The project involves the redevelopment of a former sheet metal workshop first converted for use as offices in the 1980s into a community of courtyard houses with a shared garden at their centre. The triangular site is bounded on all sides by terraced houses and gardens that slope steeply towards the south and accessed through an arched opening and inner mews street. This gives it a secluded, inward character, despite its proximity to the busy shopping and commuting street that links Clapham to Battersea.
Linked to the quiet mews to the north by a timber-lined passageway, the ensemble has a communal character. Inside and outside spaces merge in an informal way across various thresholds and levels: and clay brick pathways lead through the densely planted garden, to the apartments’ front doors where an area big enough for a couple of chairs can be used in the manner of a stoop.

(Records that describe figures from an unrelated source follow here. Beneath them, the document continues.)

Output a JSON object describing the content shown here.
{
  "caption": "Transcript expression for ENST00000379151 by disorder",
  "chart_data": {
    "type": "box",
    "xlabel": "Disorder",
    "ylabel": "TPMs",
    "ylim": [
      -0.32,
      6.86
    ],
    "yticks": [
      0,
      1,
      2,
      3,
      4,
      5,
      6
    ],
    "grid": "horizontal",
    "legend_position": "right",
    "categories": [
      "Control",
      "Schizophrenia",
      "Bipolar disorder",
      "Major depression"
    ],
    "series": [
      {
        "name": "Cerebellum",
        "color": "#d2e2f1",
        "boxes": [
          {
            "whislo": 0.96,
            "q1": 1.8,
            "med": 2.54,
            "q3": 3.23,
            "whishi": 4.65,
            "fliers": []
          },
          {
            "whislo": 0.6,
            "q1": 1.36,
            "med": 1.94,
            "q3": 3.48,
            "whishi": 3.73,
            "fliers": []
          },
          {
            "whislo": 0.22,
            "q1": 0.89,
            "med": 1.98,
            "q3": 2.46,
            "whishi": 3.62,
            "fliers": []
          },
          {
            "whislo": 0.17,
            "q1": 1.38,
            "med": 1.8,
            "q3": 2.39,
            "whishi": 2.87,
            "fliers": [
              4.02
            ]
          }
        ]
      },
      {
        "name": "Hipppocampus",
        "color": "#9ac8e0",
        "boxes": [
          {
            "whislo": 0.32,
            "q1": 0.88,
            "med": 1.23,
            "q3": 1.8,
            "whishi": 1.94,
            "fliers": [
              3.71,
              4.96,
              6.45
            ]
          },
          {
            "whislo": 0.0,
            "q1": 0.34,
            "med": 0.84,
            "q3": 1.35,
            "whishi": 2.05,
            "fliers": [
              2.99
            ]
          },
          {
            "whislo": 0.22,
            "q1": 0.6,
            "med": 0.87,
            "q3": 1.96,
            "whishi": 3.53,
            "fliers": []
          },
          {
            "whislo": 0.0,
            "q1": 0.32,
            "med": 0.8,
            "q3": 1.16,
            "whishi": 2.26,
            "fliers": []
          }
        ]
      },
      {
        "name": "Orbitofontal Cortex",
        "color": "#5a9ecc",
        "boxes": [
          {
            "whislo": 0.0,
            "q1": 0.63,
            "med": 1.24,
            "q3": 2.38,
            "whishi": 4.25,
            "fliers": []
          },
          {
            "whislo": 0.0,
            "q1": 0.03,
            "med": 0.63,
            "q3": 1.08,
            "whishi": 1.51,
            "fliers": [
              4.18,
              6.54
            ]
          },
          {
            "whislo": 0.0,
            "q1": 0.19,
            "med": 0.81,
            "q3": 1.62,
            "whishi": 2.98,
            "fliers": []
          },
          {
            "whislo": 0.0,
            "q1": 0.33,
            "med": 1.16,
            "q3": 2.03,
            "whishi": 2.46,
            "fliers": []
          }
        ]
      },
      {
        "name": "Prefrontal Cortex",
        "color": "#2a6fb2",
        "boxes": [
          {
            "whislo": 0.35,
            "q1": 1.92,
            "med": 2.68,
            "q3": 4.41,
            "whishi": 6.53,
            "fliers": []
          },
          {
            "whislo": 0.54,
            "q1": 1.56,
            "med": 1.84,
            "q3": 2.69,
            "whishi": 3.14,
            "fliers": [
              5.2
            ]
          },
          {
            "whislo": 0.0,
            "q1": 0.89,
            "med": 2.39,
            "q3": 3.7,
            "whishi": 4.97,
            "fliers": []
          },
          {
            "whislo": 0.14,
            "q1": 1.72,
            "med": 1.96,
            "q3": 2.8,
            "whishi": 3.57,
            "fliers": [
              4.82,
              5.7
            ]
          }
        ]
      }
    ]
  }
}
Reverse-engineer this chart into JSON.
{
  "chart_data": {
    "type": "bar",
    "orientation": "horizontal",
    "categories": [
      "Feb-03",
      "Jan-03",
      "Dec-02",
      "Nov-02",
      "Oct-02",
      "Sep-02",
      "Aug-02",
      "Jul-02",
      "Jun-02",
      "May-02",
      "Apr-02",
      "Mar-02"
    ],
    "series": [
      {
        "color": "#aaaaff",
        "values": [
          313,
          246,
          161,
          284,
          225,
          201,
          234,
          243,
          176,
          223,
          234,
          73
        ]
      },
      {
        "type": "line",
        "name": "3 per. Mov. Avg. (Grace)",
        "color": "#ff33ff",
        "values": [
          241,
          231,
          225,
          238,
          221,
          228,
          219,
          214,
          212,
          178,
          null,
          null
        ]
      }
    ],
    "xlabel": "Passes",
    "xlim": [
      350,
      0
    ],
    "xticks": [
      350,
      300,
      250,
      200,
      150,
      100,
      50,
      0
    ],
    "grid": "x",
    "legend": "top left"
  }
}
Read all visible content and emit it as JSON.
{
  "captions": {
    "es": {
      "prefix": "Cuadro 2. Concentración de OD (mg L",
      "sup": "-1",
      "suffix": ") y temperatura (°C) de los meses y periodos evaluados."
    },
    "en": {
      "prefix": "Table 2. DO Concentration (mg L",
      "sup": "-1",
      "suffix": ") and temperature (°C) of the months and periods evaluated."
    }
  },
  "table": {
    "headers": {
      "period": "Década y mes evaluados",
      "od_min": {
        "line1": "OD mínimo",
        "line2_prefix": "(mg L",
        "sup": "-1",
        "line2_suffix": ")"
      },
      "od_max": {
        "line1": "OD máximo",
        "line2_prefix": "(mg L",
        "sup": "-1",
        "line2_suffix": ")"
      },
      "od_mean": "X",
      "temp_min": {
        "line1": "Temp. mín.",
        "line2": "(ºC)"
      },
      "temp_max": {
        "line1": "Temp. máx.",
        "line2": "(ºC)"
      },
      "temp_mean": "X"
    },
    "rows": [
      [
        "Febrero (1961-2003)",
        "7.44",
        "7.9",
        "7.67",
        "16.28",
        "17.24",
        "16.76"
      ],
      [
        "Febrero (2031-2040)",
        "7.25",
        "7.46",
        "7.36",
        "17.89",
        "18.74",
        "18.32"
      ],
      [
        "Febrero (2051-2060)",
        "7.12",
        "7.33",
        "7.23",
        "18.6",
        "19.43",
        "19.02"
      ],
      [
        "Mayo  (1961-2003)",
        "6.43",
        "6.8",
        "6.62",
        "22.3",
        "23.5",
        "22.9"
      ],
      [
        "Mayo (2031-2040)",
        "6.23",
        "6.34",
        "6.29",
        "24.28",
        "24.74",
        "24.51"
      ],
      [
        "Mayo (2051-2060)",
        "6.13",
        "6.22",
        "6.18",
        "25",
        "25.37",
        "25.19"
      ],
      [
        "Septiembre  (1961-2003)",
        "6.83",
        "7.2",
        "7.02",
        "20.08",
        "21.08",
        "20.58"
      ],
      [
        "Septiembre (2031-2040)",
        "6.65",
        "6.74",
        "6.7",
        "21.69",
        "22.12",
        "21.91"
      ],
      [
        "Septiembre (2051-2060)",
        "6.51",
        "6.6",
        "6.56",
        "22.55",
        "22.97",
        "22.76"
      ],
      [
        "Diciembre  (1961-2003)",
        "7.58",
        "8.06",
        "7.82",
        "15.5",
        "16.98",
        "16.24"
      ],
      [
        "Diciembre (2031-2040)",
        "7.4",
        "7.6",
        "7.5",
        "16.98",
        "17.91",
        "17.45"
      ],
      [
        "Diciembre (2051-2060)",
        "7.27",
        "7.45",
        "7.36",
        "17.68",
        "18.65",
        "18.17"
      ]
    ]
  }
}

The nine dwellings ranging in size from 65 to 105m2 are generally arranged around a private courtyard space at ground floor level and a timber-decked terrace on the first floor. Bedrooms are on the lower floor level, with windows opening onto communal or private courtyards. A winding stair leads to the first floor living spaces, which are open to daylight and views. The interiors have the character of a light industrial workshop rather than a conventional domestic setting, with high ceilings of exposed ceiling joists, terracotta and oak-boarded floors and painted timber wall panelling. The arrangement of glazed screens and terraces reinforces the perception of a fluid set of internal and external rooms.